Navigator Package#
The model graph and/or checkpoint is not enough to perform a successful deployment of the model. When you are deploying model for inference you need to be aware of model inputs and outputs definition, maximal batch size that can be used for inference and other.
On that purpose, we have created a Navigator Package - an artifact containing the serialized model, model metadata and
optimization details.
The Navigator Package is a recommended way of sharing the optimized model for deployment
on PyTriton or Triton Inference Server sections
or re-running the optimize method on different hardware.
Save#
The package created during models optimize can be saved in form of Zip file using the API method:
import model_navigator as nav
nav.package.save(
package=package,
path="/path/to/package.nav"
)
The save method collect the generated models from workspace selecting:
base formats - first available serialization formats exporting model from source
max throughput format - the model that achieved the highest throughput during profiling
min latency format - the model that achieved the minimal latency during profiling
Additionally, the package contains:
status file with optimization details
logs from optimize execution
reproduction script per each model format
input and output data samples in form on numpy files
Read more in save method API specification.
Load#
The packages saved to file can be loaded for further processing:
import model_navigator as nav
package = nav.package.load(
path="/path/to/package.nav"
)
Once the package is loaded, you can obtain desired information or use it to optimize or profile the package. Read
more in load method API specification.
Optimize#
The loaded package object can be used to re-run the optimize process. In comparison to the framework dedicated API, the package optimize process starts from the serialized models inside the package and reproduces the available optimization paths. This step can be used to reproduce the process without access to sources on different hardware.

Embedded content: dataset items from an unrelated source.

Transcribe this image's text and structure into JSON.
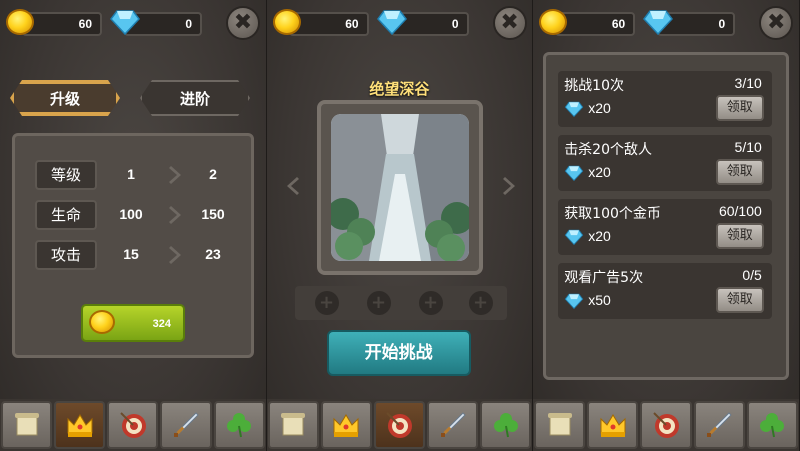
{
  "top_bar": {
    "gold": "60",
    "gems": "0",
    "close": "✖"
  },
  "upgrade_panel": {
    "tabs": [
      "升级",
      "进阶"
    ],
    "stats": [
      {
        "label": "等级",
        "current": "1",
        "next": "2"
      },
      {
        "label": "生命",
        "current": "100",
        "next": "150"
      },
      {
        "label": "攻击",
        "current": "15",
        "next": "23"
      }
    ],
    "upgrade_cost": "324"
  },
  "stage_panel": {
    "title": "绝望深谷",
    "slot_symbol": "+",
    "start_label": "开始挑战"
  },
  "quest_panel": {
    "quests": [
      {
        "title": "挑战10次",
        "progress": "3/10",
        "reward": "x20",
        "button": "领取"
      },
      {
        "title": "击杀20个敌人",
        "progress": "5/10",
        "reward": "x20",
        "button": "领取"
      },
      {
        "title": "获取100个金币",
        "progress": "60/100",
        "reward": "x20",
        "button": "领取"
      },
      {
        "title": "观看广告5次",
        "progress": "0/5",
        "reward": "x50",
        "button": "领取"
      }
    ]
  },
  "bottom_nav": {
    "icons": [
      "scroll-icon",
      "crown-icon",
      "target-icon",
      "sword-icon",
      "clover-icon"
    ]
  },
  "colors": {
    "gold": "#ffd21c",
    "gem": "#58c6f0",
    "accent_tab": "#d9a44c",
    "start_btn": "#2f98a0",
    "upgrade_btn": "#9dc21f"
  }
}
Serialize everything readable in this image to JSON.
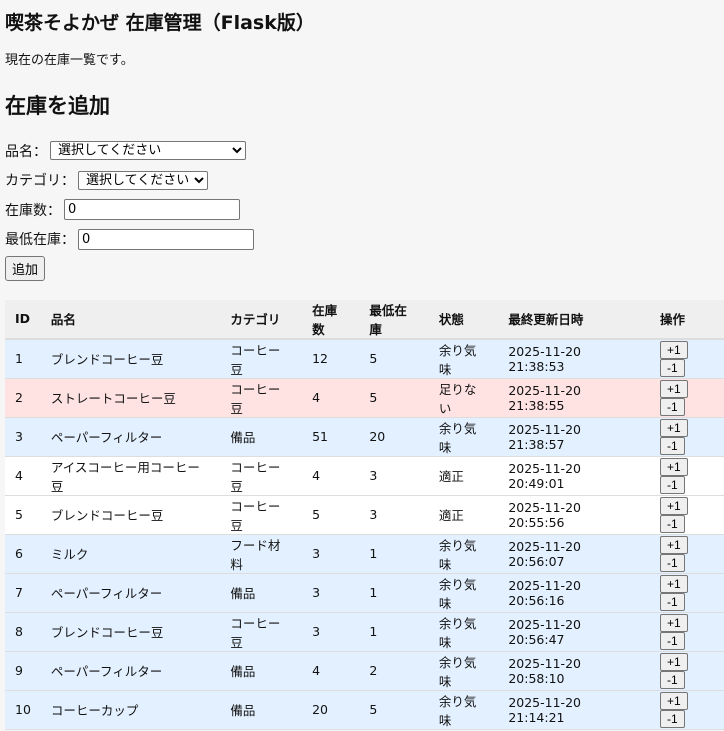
{
  "title": "喫茶そよかぜ 在庫管理（Flask版）",
  "intro": "現在の在庫一覧です。",
  "form": {
    "heading": "在庫を追加",
    "name_label": "品名：",
    "name_value": "選択してください",
    "category_label": "カテゴリ：",
    "category_value": "選択してください",
    "stock_label": "在庫数：",
    "stock_value": "0",
    "min_label": "最低在庫：",
    "min_value": "0",
    "submit": "追加"
  },
  "table": {
    "headers": [
      "ID",
      "品名",
      "カテゴリ",
      "在庫数",
      "最低在庫",
      "状態",
      "最終更新日時",
      "操作"
    ],
    "plus": "+1",
    "minus": "-1",
    "rows": [
      [
        "1",
        "ブレンドコーヒー豆",
        "コーヒー豆",
        "12",
        "5",
        "余り気味",
        "2025-11-20 21:38:53"
      ],
      [
        "2",
        "ストレートコーヒー豆",
        "コーヒー豆",
        "4",
        "5",
        "足りない",
        "2025-11-20 21:38:55"
      ],
      [
        "3",
        "ペーパーフィルター",
        "備品",
        "51",
        "20",
        "余り気味",
        "2025-11-20 21:38:57"
      ],
      [
        "4",
        "アイスコーヒー用コーヒー豆",
        "コーヒー豆",
        "4",
        "3",
        "適正",
        "2025-11-20 20:49:01"
      ],
      [
        "5",
        "ブレンドコーヒー豆",
        "コーヒー豆",
        "5",
        "3",
        "適正",
        "2025-11-20 20:55:56"
      ],
      [
        "6",
        "ミルク",
        "フード材料",
        "3",
        "1",
        "余り気味",
        "2025-11-20 20:56:07"
      ],
      [
        "7",
        "ペーパーフィルター",
        "備品",
        "3",
        "1",
        "余り気味",
        "2025-11-20 20:56:16"
      ],
      [
        "8",
        "ブレンドコーヒー豆",
        "コーヒー豆",
        "3",
        "1",
        "余り気味",
        "2025-11-20 20:56:47"
      ],
      [
        "9",
        "ペーパーフィルター",
        "備品",
        "4",
        "2",
        "余り気味",
        "2025-11-20 20:58:10"
      ],
      [
        "10",
        "コーヒーカップ",
        "備品",
        "20",
        "5",
        "余り気味",
        "2025-11-20 21:14:21"
      ]
    ]
  },
  "colors": {
    "over": "#e3f0ff",
    "low": "#ffe3e3",
    "ok": "#ffffff"
  }
}
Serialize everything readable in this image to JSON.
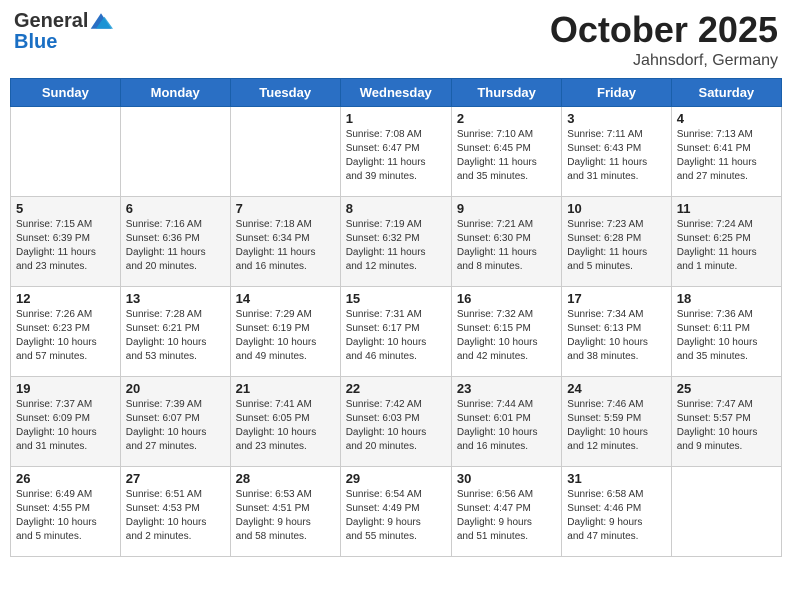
{
  "header": {
    "logo_general": "General",
    "logo_blue": "Blue",
    "month": "October 2025",
    "location": "Jahnsdorf, Germany"
  },
  "days_of_week": [
    "Sunday",
    "Monday",
    "Tuesday",
    "Wednesday",
    "Thursday",
    "Friday",
    "Saturday"
  ],
  "weeks": [
    [
      {
        "day": "",
        "info": ""
      },
      {
        "day": "",
        "info": ""
      },
      {
        "day": "",
        "info": ""
      },
      {
        "day": "1",
        "info": "Sunrise: 7:08 AM\nSunset: 6:47 PM\nDaylight: 11 hours\nand 39 minutes."
      },
      {
        "day": "2",
        "info": "Sunrise: 7:10 AM\nSunset: 6:45 PM\nDaylight: 11 hours\nand 35 minutes."
      },
      {
        "day": "3",
        "info": "Sunrise: 7:11 AM\nSunset: 6:43 PM\nDaylight: 11 hours\nand 31 minutes."
      },
      {
        "day": "4",
        "info": "Sunrise: 7:13 AM\nSunset: 6:41 PM\nDaylight: 11 hours\nand 27 minutes."
      }
    ],
    [
      {
        "day": "5",
        "info": "Sunrise: 7:15 AM\nSunset: 6:39 PM\nDaylight: 11 hours\nand 23 minutes."
      },
      {
        "day": "6",
        "info": "Sunrise: 7:16 AM\nSunset: 6:36 PM\nDaylight: 11 hours\nand 20 minutes."
      },
      {
        "day": "7",
        "info": "Sunrise: 7:18 AM\nSunset: 6:34 PM\nDaylight: 11 hours\nand 16 minutes."
      },
      {
        "day": "8",
        "info": "Sunrise: 7:19 AM\nSunset: 6:32 PM\nDaylight: 11 hours\nand 12 minutes."
      },
      {
        "day": "9",
        "info": "Sunrise: 7:21 AM\nSunset: 6:30 PM\nDaylight: 11 hours\nand 8 minutes."
      },
      {
        "day": "10",
        "info": "Sunrise: 7:23 AM\nSunset: 6:28 PM\nDaylight: 11 hours\nand 5 minutes."
      },
      {
        "day": "11",
        "info": "Sunrise: 7:24 AM\nSunset: 6:25 PM\nDaylight: 11 hours\nand 1 minute."
      }
    ],
    [
      {
        "day": "12",
        "info": "Sunrise: 7:26 AM\nSunset: 6:23 PM\nDaylight: 10 hours\nand 57 minutes."
      },
      {
        "day": "13",
        "info": "Sunrise: 7:28 AM\nSunset: 6:21 PM\nDaylight: 10 hours\nand 53 minutes."
      },
      {
        "day": "14",
        "info": "Sunrise: 7:29 AM\nSunset: 6:19 PM\nDaylight: 10 hours\nand 49 minutes."
      },
      {
        "day": "15",
        "info": "Sunrise: 7:31 AM\nSunset: 6:17 PM\nDaylight: 10 hours\nand 46 minutes."
      },
      {
        "day": "16",
        "info": "Sunrise: 7:32 AM\nSunset: 6:15 PM\nDaylight: 10 hours\nand 42 minutes."
      },
      {
        "day": "17",
        "info": "Sunrise: 7:34 AM\nSunset: 6:13 PM\nDaylight: 10 hours\nand 38 minutes."
      },
      {
        "day": "18",
        "info": "Sunrise: 7:36 AM\nSunset: 6:11 PM\nDaylight: 10 hours\nand 35 minutes."
      }
    ],
    [
      {
        "day": "19",
        "info": "Sunrise: 7:37 AM\nSunset: 6:09 PM\nDaylight: 10 hours\nand 31 minutes."
      },
      {
        "day": "20",
        "info": "Sunrise: 7:39 AM\nSunset: 6:07 PM\nDaylight: 10 hours\nand 27 minutes."
      },
      {
        "day": "21",
        "info": "Sunrise: 7:41 AM\nSunset: 6:05 PM\nDaylight: 10 hours\nand 23 minutes."
      },
      {
        "day": "22",
        "info": "Sunrise: 7:42 AM\nSunset: 6:03 PM\nDaylight: 10 hours\nand 20 minutes."
      },
      {
        "day": "23",
        "info": "Sunrise: 7:44 AM\nSunset: 6:01 PM\nDaylight: 10 hours\nand 16 minutes."
      },
      {
        "day": "24",
        "info": "Sunrise: 7:46 AM\nSunset: 5:59 PM\nDaylight: 10 hours\nand 12 minutes."
      },
      {
        "day": "25",
        "info": "Sunrise: 7:47 AM\nSunset: 5:57 PM\nDaylight: 10 hours\nand 9 minutes."
      }
    ],
    [
      {
        "day": "26",
        "info": "Sunrise: 6:49 AM\nSunset: 4:55 PM\nDaylight: 10 hours\nand 5 minutes."
      },
      {
        "day": "27",
        "info": "Sunrise: 6:51 AM\nSunset: 4:53 PM\nDaylight: 10 hours\nand 2 minutes."
      },
      {
        "day": "28",
        "info": "Sunrise: 6:53 AM\nSunset: 4:51 PM\nDaylight: 9 hours\nand 58 minutes."
      },
      {
        "day": "29",
        "info": "Sunrise: 6:54 AM\nSunset: 4:49 PM\nDaylight: 9 hours\nand 55 minutes."
      },
      {
        "day": "30",
        "info": "Sunrise: 6:56 AM\nSunset: 4:47 PM\nDaylight: 9 hours\nand 51 minutes."
      },
      {
        "day": "31",
        "info": "Sunrise: 6:58 AM\nSunset: 4:46 PM\nDaylight: 9 hours\nand 47 minutes."
      },
      {
        "day": "",
        "info": ""
      }
    ]
  ]
}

The optimization from the package can be run using:
import model_navigator as nav
optimized_package = nav.package.optimize(
package=package
)
At the end of the process, the new optimized models are generated. Please be aware, the workspace is overridden in this step. Read more in optimize method API specification.
Profile#
The optimize process uses a single sample from dataloader for profiling. The process is focusing on selecting the best model format, and this requires an unequivocal sample for performance comparison.
In some cases, you may want to profile the models on different dataset. For that purpose, the Triton Model Navigator exposes the API for profiling all samples in the dataset for each model:
import torch
import model_navigator as nav
profiling_results = nav.package.profile(
package=package,
dataloader=[torch.randn(1, 3, 256, 256), torch.randn(1, 3, 512, 512)],
)
The results contain profiling information per each model and sample. You can use it to perform desired analysis based on the results. Read more in profile method API specification.